Is there a Dream Interpreter Out There?
I dream a lot, maybe it’s the medication, or the whiskey, or both.
I stole a balloon. That’s how the dream began. I was at some fair with food stalls, games, fun rides, and even a Ferris wheel. And, of course, there was a man selling balloons.
I was first to notice he had only one balloon left. The balloon looks special, really big, filled with helium. One of those, if you let it go, it will just rise, and rise, and rise, trailing its cord.
I race over to ask how much but get to him behind a girl, one with pigtails hanging so long down her back that my first inclination is to yank her head back and get her the hell out of my way. Anyway, the inclination is too much.
She runs off screaming for her dad.
The balloon man thinks me sadistic and refuses to sell me the balloon.
Some people are like that, full of moral restraint. I glower at him for ten seconds and give him a swift kick in the shin, at which time he lowers his torso to rub his leg, and I grab the cord to the balloon and make a belting run out of there, the balloon bouncing on the air behind me.
The balloon man shouted after me, “you’ll be sorry, you young ruffian.”
When I reach home, I’m sure the pigtail girl has forgotten about the balloon. No one at home seems bothered about the propriety of my stealing the balloon. Indeed, it is as if they are oblivious to its existence.

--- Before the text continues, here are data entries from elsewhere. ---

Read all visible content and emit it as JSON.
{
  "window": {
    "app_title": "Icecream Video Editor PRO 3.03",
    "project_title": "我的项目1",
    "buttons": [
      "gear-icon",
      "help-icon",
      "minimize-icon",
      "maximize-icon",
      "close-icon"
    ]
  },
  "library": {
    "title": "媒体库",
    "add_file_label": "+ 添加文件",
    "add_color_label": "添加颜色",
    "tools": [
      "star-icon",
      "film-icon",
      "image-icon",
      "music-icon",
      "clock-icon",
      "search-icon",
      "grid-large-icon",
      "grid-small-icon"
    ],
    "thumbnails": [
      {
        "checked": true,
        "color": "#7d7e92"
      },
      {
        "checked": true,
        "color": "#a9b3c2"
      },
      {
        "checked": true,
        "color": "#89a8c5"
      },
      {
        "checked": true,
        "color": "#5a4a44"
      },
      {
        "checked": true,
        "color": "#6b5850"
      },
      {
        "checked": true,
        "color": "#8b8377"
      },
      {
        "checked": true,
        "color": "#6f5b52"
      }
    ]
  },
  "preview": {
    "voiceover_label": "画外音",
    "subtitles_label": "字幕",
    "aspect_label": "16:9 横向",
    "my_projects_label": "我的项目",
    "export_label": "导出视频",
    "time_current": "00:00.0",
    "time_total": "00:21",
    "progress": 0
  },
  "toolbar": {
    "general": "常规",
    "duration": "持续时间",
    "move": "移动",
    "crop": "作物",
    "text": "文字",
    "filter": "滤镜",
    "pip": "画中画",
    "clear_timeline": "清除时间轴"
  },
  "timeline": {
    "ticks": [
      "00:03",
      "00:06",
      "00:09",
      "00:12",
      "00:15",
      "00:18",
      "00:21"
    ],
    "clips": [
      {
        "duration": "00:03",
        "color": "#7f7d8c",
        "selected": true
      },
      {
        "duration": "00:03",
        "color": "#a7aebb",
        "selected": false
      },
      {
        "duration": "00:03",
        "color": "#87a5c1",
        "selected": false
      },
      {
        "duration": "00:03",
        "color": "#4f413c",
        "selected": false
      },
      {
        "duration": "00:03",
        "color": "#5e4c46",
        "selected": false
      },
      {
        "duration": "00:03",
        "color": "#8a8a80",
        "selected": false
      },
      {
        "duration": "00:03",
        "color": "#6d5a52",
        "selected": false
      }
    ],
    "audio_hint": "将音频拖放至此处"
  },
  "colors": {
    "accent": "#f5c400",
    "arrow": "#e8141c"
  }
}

I tie the cord to one of the window bars and let the balloon fly out.
We live in a twelfth-floor apartment in Hackney. It is high enough for any wind not to be slowed down by surrounding trees and buildings; the next tallest is just five stories.
That night, the wind blew with undissipated fury.
Day after day, the balloon is full of activity; it rises on the wind, only to come down by some other path — I mean, entirely haphazard movement and no match for the strong winds. If the wind threw it against the building wall, it had no defense; it took the blow, never once refusing what the wind dictated.
Then if it rose vertically — in dignified balloon fashion — it was simply bashed into the lintel repeatedly. But at no point is a scar left on it, showing what a difficult life, it is being a balloon — like that of a happy child whose memory of reprimand never stays long.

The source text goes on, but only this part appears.